I have to admit that I was never a Michael Jackson fan, even though I did love “Billie Jean” as a dance song. It seemed very tragic that so much talent was mixed in with such deep emotional turmoil. Seems especially common with gifted artists. Though I don’t condone his relations with children, I wonder if he had felt more accepted on some scale of gender and racial matters, that he could have had a healthier and more authentic life.
Your point about desire for acceptance is a good one, Khati. But one we can never know.
I guess it is good that you can find something redeeming in Jackson. I found him so strange that I never really listened to his music. The moonwalk thing was cool, though.
Stranger and stranger as the years progressed, Jeff. No doubt about it. Very talented young kid, though. And that moonwalk…well, I really did try it. Never could figure it out.
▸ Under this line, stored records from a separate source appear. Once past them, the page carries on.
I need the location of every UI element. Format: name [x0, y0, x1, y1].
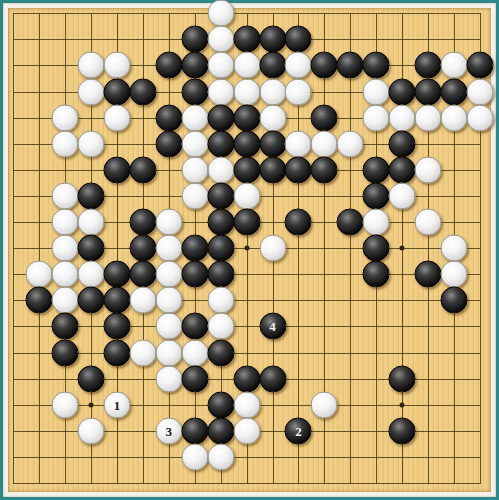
stone-white[interactable]: [363, 104, 390, 131]
stone-black[interactable]: [337, 209, 364, 236]
stone-black[interactable]: [103, 261, 130, 288]
stone-white[interactable]: [233, 78, 260, 105]
stone-black[interactable]: [103, 78, 130, 105]
grid-line: [13, 457, 481, 458]
stone-white[interactable]: [77, 52, 104, 79]
stone-black[interactable]: [155, 104, 182, 131]
stone-white[interactable]: [415, 104, 442, 131]
stone-black[interactable]: [207, 235, 234, 262]
stone-black[interactable]: [181, 365, 208, 392]
stone-white[interactable]: [181, 130, 208, 157]
stone-black[interactable]: [233, 26, 260, 53]
stone-black[interactable]: [363, 156, 390, 183]
star-point: [88, 402, 93, 407]
stone-black[interactable]: [285, 209, 312, 236]
stone-black[interactable]: [389, 417, 416, 444]
stone-white[interactable]: [26, 261, 53, 288]
stone-white[interactable]: [181, 182, 208, 209]
stone-white[interactable]: [155, 235, 182, 262]
stone-black[interactable]: [363, 235, 390, 262]
stone-black[interactable]: [103, 287, 130, 314]
stone-white[interactable]: [52, 287, 79, 314]
stone-white[interactable]: [77, 130, 104, 157]
stone-black[interactable]: [103, 339, 130, 366]
stone-white[interactable]: [389, 104, 416, 131]
stone-white[interactable]: [337, 130, 364, 157]
stone-white[interactable]: [311, 130, 338, 157]
stone-white[interactable]: [233, 182, 260, 209]
star-point: [400, 402, 405, 407]
stone-white[interactable]: [207, 0, 234, 27]
stone-white[interactable]: [181, 339, 208, 366]
stone-white[interactable]: [415, 156, 442, 183]
stone-black[interactable]: [181, 235, 208, 262]
stone-white[interactable]: [77, 261, 104, 288]
stone-white[interactable]: [441, 261, 468, 288]
stone-white[interactable]: [77, 78, 104, 105]
stone-black[interactable]: [415, 78, 442, 105]
stone-white[interactable]: [77, 417, 104, 444]
stone-white[interactable]: [155, 313, 182, 340]
stone-white[interactable]: [52, 261, 79, 288]
stone-black[interactable]: [207, 261, 234, 288]
stone-black[interactable]: [207, 417, 234, 444]
stone-black[interactable]: [181, 313, 208, 340]
stone-black[interactable]: [259, 52, 286, 79]
stone-black[interactable]: [155, 130, 182, 157]
stone-white[interactable]: [103, 104, 130, 131]
stone-black[interactable]: [389, 365, 416, 392]
stone-black[interactable]: [285, 156, 312, 183]
stone-black[interactable]: [181, 417, 208, 444]
star-point: [400, 246, 405, 251]
stone-white[interactable]: [207, 443, 234, 470]
grid-line: [13, 326, 481, 327]
stone-white[interactable]: [285, 130, 312, 157]
stone-black[interactable]: [311, 104, 338, 131]
stone-white[interactable]: [259, 235, 286, 262]
stone-black[interactable]: [77, 287, 104, 314]
stone-black[interactable]: [259, 313, 286, 340]
stone-white[interactable]: [52, 182, 79, 209]
stone-white[interactable]: [311, 391, 338, 418]
stone-black[interactable]: [52, 339, 79, 366]
grid-line: [13, 353, 481, 354]
stone-black[interactable]: [207, 104, 234, 131]
stone-white[interactable]: [363, 78, 390, 105]
stone-white[interactable]: [207, 26, 234, 53]
stone-black[interactable]: [129, 261, 156, 288]
stone-black[interactable]: [415, 261, 442, 288]
stone-white[interactable]: [233, 417, 260, 444]
stone-white[interactable]: [466, 104, 493, 131]
stone-white[interactable]: [207, 52, 234, 79]
stone-black[interactable]: [77, 182, 104, 209]
stone-black[interactable]: [363, 261, 390, 288]
stone-black[interactable]: [311, 156, 338, 183]
star-point: [244, 246, 249, 251]
stone-white[interactable]: [103, 391, 130, 418]
stone-white[interactable]: [363, 209, 390, 236]
stone-black[interactable]: [52, 313, 79, 340]
stone-black[interactable]: [129, 235, 156, 262]
stone-black[interactable]: [441, 287, 468, 314]
stone-black[interactable]: [181, 52, 208, 79]
grid-line: [350, 13, 351, 484]
stone-white[interactable]: [129, 339, 156, 366]
stone-black[interactable]: [129, 78, 156, 105]
stone-white[interactable]: [155, 261, 182, 288]
grid-line: [13, 483, 481, 484]
stone-white[interactable]: [207, 287, 234, 314]
stone-black[interactable]: [207, 209, 234, 236]
stone-white[interactable]: [207, 313, 234, 340]
stone-black[interactable]: [259, 365, 286, 392]
stone-black[interactable]: [415, 52, 442, 79]
stone-black[interactable]: [233, 130, 260, 157]
stone-white[interactable]: [233, 52, 260, 79]
stone-white[interactable]: [155, 209, 182, 236]
stone-black[interactable]: [181, 26, 208, 53]
stone-white[interactable]: [155, 365, 182, 392]
stone-black[interactable]: [181, 261, 208, 288]
stone-black[interactable]: [155, 52, 182, 79]
stone-white[interactable]: [441, 104, 468, 131]
stone-black[interactable]: [285, 417, 312, 444]
stone-white[interactable]: [52, 209, 79, 236]
stone-black[interactable]: [129, 209, 156, 236]
stone-black[interactable]: [233, 156, 260, 183]
stone-white[interactable]: [129, 287, 156, 314]
stone-white[interactable]: [103, 52, 130, 79]
stone-white[interactable]: [52, 391, 79, 418]
stone-black[interactable]: [207, 391, 234, 418]
stone-white[interactable]: [259, 104, 286, 131]
stone-black[interactable]: [103, 313, 130, 340]
stone-white[interactable]: [155, 339, 182, 366]
stone-white[interactable]: [233, 391, 260, 418]
stone-white[interactable]: [207, 156, 234, 183]
stone-white[interactable]: [415, 209, 442, 236]
stone-white[interactable]: [52, 235, 79, 262]
stone-white[interactable]: [441, 52, 468, 79]
stone-white[interactable]: [52, 104, 79, 131]
stone-white[interactable]: [181, 156, 208, 183]
stone-white[interactable]: [181, 443, 208, 470]
stone-black[interactable]: [466, 52, 493, 79]
stone-white[interactable]: [441, 235, 468, 262]
go-game-screenshot: 1234: [0, 0, 499, 500]
stone-black[interactable]: [233, 365, 260, 392]
stone-black[interactable]: [207, 130, 234, 157]
stone-white[interactable]: [285, 52, 312, 79]
stone-black[interactable]: [259, 26, 286, 53]
stone-black[interactable]: [259, 156, 286, 183]
stone-black[interactable]: [77, 235, 104, 262]
stone-white[interactable]: [259, 78, 286, 105]
stone-black[interactable]: [363, 182, 390, 209]
stone-black[interactable]: [285, 26, 312, 53]
stone-white[interactable]: [181, 104, 208, 131]
stone-black[interactable]: [207, 182, 234, 209]
stone-black[interactable]: [181, 78, 208, 105]
stone-white[interactable]: [77, 209, 104, 236]
stone-white[interactable]: [207, 78, 234, 105]
stone-white[interactable]: [52, 130, 79, 157]
stone-black[interactable]: [259, 130, 286, 157]
stone-white[interactable]: [285, 78, 312, 105]
stone-black[interactable]: [337, 52, 364, 79]
stone-black[interactable]: [441, 78, 468, 105]
stone-black[interactable]: [129, 156, 156, 183]
stone-black[interactable]: [389, 130, 416, 157]
stone-black[interactable]: [207, 339, 234, 366]
stone-white[interactable]: [155, 417, 182, 444]
stone-black[interactable]: [389, 156, 416, 183]
stone-black[interactable]: [389, 78, 416, 105]
stone-white[interactable]: [389, 182, 416, 209]
stone-white[interactable]: [466, 78, 493, 105]
stone-black[interactable]: [363, 52, 390, 79]
stone-black[interactable]: [311, 52, 338, 79]
stone-white[interactable]: [155, 287, 182, 314]
stone-black[interactable]: [233, 209, 260, 236]
stone-black[interactable]: [103, 156, 130, 183]
stone-black[interactable]: [26, 287, 53, 314]
stone-black[interactable]: [77, 365, 104, 392]
stone-black[interactable]: [233, 104, 260, 131]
Thanks for this story, Betsy! I did love the Jackson Five – we were kids when they were, and their songs were so bouncy and happy. Michael grew progressively weirder, and I didn’t like most of his later music, although I have to agree that Billie Jean was terrific! I don’t feel the need to cancel him, especially now that he’s dead, but I mostly don’t listen to him anyway. As we are (mostly) all saying, it’s complicated and it’s personal.
That seems to be the common connector for all us, Suzy.
Like your comment about Washington and Jefferson, Betsy, although they aren’t artists. Recently I learned that Jefferson tested a primitive version of smallpox inoculation, which probably saved many lives. However, he tested it on his slaves, presumably without their consent. How complicated can you get?
Soo complicated, Mare. Gracious, I’d not heard that factoid about Jefferson, further complicating his legacy.
I wonder if you feel the same way about Michael as I feel about Woody (although he’s still alive). I don’t condone his alleged behavior — “alleged” being key since nothing has been proven and I certainly haven’t witnessed anything — and I still appreciate his considerable contributions to the arts. To me, that makes it less complicated, albeit still personal.
Yes, I think I feel similarly, Barb. Though, somehow, the fact that Jackson IS dead, so he can never harm anyone, nor create anything ever again, somehow changes the equation for me. Now he is stuck in amber and it somehow frees me to enjoy his music a bit more. That doesn’t forgive him, but he can’t be punished any longer either. I don’t know if that makes sense. But somehow, with death comes some peace.